Между тем здесь снова может показаться, будто парадокс есть самое легкое и самое приятное из всего. И тут я должен повторить: всякий, кто убежден в этом, не является рыцарем веры, ибо нужда и страх суть единственные оправдания, которые только могут быть помыслены, даже если они и не могут быть помыслены во всеобщем, ибо тогда парадокс оказывается снятым.
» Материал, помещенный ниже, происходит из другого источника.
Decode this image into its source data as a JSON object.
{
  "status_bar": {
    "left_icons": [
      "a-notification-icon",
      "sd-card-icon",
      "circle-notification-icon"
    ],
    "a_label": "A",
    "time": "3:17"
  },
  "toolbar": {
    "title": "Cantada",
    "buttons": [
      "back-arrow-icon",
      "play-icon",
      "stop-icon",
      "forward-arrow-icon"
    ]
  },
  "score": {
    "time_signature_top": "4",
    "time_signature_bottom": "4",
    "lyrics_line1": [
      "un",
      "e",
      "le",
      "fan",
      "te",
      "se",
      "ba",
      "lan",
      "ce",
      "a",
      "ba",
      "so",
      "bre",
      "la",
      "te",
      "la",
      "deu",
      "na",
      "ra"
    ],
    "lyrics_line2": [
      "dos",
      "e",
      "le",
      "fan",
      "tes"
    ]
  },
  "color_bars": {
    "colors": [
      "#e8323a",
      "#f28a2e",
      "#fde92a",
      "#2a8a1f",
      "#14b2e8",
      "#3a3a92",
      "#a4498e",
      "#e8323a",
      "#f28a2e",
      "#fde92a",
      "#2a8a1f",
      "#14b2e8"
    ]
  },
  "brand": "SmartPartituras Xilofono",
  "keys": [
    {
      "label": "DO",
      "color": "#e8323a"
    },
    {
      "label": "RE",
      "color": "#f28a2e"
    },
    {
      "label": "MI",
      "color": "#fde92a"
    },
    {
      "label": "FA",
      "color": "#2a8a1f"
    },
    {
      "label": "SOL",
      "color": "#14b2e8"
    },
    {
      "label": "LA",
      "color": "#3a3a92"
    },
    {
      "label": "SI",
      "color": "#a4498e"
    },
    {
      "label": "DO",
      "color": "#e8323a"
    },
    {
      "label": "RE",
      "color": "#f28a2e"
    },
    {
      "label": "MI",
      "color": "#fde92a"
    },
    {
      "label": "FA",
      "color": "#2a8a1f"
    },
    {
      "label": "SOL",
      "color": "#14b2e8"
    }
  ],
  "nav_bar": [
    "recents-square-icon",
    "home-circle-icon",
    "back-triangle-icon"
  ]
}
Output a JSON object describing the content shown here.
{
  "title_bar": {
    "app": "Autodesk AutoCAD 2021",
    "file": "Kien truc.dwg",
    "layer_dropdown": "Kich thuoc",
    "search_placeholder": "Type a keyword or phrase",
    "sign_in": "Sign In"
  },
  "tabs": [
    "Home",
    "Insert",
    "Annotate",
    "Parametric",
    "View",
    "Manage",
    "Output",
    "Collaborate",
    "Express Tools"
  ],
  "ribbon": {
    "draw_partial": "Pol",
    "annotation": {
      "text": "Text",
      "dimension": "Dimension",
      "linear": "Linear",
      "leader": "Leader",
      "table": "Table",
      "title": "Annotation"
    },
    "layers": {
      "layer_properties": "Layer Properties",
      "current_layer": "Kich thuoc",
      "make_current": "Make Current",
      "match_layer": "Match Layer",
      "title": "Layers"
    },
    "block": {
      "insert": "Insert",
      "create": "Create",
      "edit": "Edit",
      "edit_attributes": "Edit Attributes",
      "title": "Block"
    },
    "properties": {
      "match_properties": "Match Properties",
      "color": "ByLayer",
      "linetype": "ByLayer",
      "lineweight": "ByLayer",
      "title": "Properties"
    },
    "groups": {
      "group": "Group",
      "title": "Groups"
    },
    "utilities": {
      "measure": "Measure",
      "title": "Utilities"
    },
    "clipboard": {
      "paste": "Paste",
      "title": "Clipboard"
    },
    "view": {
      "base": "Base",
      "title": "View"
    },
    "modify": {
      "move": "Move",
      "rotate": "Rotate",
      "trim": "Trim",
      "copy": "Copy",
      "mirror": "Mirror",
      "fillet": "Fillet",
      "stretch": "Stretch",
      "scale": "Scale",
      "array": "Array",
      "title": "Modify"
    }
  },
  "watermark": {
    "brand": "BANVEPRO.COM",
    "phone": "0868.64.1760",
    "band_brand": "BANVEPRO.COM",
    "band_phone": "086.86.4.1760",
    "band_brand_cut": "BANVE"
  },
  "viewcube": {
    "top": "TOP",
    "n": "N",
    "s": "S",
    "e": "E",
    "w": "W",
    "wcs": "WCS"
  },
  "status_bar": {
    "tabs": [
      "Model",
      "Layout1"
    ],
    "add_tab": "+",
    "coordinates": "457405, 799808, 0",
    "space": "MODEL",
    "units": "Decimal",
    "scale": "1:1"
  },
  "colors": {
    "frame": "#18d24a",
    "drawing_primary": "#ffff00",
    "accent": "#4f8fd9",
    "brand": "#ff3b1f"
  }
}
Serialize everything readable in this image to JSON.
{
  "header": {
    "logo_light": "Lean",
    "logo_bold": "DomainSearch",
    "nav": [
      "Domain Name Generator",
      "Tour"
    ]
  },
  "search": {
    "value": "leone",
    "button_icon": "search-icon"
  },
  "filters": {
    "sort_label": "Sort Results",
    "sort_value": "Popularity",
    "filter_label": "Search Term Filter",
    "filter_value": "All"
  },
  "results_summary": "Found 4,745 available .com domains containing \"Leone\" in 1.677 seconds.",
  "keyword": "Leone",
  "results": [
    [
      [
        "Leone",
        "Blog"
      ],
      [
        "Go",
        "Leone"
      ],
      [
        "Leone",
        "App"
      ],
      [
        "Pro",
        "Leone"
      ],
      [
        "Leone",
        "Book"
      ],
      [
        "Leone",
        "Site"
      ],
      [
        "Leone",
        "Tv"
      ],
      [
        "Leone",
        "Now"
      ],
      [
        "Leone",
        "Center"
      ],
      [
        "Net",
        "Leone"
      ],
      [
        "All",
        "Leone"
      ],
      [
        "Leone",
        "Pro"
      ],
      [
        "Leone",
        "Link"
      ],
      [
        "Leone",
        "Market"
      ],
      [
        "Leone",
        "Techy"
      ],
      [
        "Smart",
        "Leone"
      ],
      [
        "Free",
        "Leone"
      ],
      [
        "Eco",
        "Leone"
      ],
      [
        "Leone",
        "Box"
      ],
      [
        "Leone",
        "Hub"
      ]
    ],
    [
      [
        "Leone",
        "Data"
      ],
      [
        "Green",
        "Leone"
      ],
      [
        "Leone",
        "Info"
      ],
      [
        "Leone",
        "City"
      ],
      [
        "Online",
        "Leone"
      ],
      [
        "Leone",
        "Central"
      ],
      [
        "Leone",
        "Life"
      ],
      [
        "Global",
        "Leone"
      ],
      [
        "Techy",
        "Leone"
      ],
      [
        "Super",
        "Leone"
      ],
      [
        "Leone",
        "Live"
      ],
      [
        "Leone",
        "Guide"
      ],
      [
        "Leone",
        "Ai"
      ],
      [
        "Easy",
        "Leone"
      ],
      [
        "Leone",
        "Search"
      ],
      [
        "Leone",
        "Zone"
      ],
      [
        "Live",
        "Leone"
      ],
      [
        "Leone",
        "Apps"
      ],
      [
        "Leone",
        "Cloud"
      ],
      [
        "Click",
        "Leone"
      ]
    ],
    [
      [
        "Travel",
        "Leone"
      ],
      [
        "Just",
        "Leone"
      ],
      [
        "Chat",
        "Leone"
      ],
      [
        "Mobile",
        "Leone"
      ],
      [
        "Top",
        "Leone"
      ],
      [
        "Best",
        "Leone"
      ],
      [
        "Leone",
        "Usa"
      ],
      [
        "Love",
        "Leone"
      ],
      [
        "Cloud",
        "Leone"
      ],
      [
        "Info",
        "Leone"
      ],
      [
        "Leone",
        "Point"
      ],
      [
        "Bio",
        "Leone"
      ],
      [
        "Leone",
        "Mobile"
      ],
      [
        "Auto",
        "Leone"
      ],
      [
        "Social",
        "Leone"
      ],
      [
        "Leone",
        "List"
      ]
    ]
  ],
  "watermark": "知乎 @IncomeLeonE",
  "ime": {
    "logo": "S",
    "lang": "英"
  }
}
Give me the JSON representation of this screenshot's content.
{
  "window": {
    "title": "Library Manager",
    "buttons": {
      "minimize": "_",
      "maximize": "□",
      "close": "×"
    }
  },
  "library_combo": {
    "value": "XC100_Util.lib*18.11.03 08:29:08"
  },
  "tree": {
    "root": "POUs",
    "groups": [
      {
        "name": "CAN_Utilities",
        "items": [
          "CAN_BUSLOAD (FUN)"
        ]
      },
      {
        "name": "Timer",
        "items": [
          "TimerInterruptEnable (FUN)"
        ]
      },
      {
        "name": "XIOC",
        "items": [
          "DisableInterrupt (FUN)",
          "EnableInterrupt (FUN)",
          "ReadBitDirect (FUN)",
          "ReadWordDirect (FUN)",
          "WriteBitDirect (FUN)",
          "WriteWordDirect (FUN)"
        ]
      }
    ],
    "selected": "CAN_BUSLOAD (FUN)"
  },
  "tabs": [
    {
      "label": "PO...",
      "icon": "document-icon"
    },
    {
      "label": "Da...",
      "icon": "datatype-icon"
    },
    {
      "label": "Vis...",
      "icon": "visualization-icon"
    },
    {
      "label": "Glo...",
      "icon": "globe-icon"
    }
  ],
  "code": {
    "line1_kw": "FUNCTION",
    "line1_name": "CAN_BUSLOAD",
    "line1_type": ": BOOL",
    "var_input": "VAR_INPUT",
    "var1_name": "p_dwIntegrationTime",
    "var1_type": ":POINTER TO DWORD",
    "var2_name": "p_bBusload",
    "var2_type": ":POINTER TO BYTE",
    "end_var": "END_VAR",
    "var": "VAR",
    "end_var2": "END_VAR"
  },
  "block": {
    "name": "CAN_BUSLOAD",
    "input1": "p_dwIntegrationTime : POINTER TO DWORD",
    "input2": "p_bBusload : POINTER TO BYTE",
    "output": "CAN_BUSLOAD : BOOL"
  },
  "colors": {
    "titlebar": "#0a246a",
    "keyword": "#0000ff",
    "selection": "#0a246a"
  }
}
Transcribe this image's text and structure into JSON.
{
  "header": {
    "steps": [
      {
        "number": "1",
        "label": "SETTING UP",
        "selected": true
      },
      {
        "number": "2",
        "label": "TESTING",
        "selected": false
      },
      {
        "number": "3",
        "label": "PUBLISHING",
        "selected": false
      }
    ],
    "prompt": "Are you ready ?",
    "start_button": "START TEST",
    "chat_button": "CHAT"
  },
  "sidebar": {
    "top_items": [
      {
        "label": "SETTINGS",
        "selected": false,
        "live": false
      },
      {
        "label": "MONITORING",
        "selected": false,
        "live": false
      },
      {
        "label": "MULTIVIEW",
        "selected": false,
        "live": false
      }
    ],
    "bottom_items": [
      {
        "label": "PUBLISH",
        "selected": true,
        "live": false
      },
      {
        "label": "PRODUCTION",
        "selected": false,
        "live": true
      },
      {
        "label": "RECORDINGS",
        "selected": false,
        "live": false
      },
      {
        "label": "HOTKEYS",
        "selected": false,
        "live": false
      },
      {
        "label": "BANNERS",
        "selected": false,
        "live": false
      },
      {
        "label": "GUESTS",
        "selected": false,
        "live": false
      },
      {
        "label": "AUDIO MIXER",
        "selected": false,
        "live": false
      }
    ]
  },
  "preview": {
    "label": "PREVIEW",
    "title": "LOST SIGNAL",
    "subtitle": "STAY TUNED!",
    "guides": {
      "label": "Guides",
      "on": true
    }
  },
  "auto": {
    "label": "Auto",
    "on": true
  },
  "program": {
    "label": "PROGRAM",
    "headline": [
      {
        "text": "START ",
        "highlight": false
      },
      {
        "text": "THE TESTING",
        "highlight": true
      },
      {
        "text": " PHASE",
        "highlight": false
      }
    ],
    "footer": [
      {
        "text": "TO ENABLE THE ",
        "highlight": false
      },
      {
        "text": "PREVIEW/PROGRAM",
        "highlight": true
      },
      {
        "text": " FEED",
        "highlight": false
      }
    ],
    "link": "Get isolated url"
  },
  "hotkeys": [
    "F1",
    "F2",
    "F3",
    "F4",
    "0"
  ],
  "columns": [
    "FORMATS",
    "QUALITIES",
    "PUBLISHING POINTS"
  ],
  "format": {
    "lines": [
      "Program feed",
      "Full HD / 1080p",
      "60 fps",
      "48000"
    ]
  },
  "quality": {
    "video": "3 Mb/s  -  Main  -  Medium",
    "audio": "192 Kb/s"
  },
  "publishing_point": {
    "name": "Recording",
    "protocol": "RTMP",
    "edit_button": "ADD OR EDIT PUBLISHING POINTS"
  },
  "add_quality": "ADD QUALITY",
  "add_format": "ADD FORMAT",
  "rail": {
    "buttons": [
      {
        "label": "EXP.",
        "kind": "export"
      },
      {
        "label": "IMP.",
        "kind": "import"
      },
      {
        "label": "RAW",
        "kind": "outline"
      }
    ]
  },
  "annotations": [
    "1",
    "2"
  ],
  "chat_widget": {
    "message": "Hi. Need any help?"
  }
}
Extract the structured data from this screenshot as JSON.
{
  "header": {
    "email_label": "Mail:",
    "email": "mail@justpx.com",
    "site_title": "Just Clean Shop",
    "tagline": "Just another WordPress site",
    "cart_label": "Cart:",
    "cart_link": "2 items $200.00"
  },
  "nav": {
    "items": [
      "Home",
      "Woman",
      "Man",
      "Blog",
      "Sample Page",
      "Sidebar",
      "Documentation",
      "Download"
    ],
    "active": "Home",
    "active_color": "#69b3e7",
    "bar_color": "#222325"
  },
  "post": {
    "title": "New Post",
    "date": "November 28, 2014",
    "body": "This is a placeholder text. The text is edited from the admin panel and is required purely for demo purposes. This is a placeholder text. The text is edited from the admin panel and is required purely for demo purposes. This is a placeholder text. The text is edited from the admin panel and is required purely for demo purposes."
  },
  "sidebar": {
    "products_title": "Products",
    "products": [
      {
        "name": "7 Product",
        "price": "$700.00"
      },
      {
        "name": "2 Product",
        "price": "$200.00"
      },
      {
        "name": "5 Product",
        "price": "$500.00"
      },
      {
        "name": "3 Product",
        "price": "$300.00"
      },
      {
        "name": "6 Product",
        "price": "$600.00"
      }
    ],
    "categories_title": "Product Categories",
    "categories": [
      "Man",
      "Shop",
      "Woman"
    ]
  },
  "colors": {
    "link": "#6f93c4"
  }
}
Авраам молчит, но он не может говорить, в этом и состоят нужда и страх. Ибо когда я, даже говоря, не могу сделать себя понятным, значит, я не говорю, пусть даже я беспрерывно продолжаю говорить дни и ночи напролет. Это как раз случай Авраама. Он может сказать что угодно, однако одного он сказать не может, и даже если б он мог это сказать, не может сказать так, чтобы другой его понял; а потому он и не говорит. Облегчение речи заключено в том, что она переводит меня во всеобщее. Авраам может произносить прекраснейшие слова, которые только может вынести речь, о том, как он любит Исаака. Однако это не то, что занимает его мысли, там заложено нечто более глубокое – то, что он принесет его в жертву, поскольку это испытание. Последнее никто не способен понять, и потому каждый может неправильно понять и первое. Эта нужда неведома трагическому герою. Во-первых, у него есть то утешение, "что он отдал должное каждому аргументу против, что он дал возможность каждому восстать против себя: Клитемнестре, Ифигении, Ахиллу, хору, каждому живому существу, каждому голосу человеческого сердца, каждой хитрой, каждой страшной, каждой обвиняющей, каждой сочувственной мысли. Он может быть уверен в том, что все, что только может быть сказано против него, было сказано безжалостно, немилосердно, и бороться со всем миром – утешение, бороться же с самим собой – мука; ему не нужно бояться, что он чего-то не заметил, что позднее ему, возможно, придется вскричать, как королю Эдварду IV при вести об убийстве Кларенса:

Wer bat für ihn? Wer kniet! in meinem Grimm

Zu Fußen mir und bat mich überlegen?

Wer sprach von Bruderplicht? Wer sprach von Liebe?[124]124
  См.: Шекспир У. Ричард III. Акт II. Сцена 1. Кьеркегор опять-таки дает цитату в немецком переводе.


[Закрыть]

Трагическому герою ничего не известно об ужасной ответственности одиночества. Помимо того, у него есть утешение – он может рыдать и жаловаться вместе с Клитемнестрой и Ифигенией, а слезы и крики дают облегчение, тогда как невысказанные стоны мучают. Агамемнон может быстро собрать свою душу воедино в уверенности, что он будет действовать, и потом у него еще есть время на то, чтобы утешать и придавать мужества. Этого никак не может Авраам. Когда сердце его тронуто, когда слова его несли бы блаженное утешение всему миру, он не осмеливается утешать, ведь разве Сарра, разве Елизар, разве Исаак не сказали бы ему: "Зачем ты хочешь это сделать, ведь ты можешь еще воздержаться?" И если бы в своей нужде он захотел бы дать волю своим чувствам, если бы он захотел обнять своих любимых, перед тем как сделать последний шаг, возможно, последствия были бы ужасными, и Сарра, и Елизар, и Исаак возмутились бы им и сочли бы его лицемером. Он не может говорить, он не говорит ни на одном человеческом языке. И если бы он даже понимал все языки земли, если бы даже любимые его поняли, он все же не может говорить: он говорит на божественном языке, он "говорит на незнакомом языке".[125]125
  См.: Первое посл. к Коринфянам, 14.23: "Если вся церковь сойдется вместе, и все станут говорить незнакомыми языками…"


[Закрыть]

Я вполне могу понять эту нужду, я могу восхищаться Авраамом, я не боюсь, что благодаря этой повести у кого-то появится искушение легкомысленно стать единичным индивидом, но я признаюсь также, что у меня нет для этого мужества и что я с радостью отказался бы от всяких видов на то, чтобы пойти дальше, если бы мне только было возможно, пусть и с опозданием, дойти до этой точки. Авраам может прекратить все в любое мгновение, он может раскаяться во всем как в некоем искушении, и тогда он сможет говорить, тогда все смогут его понять, но тогда он не будет больше Авраамом.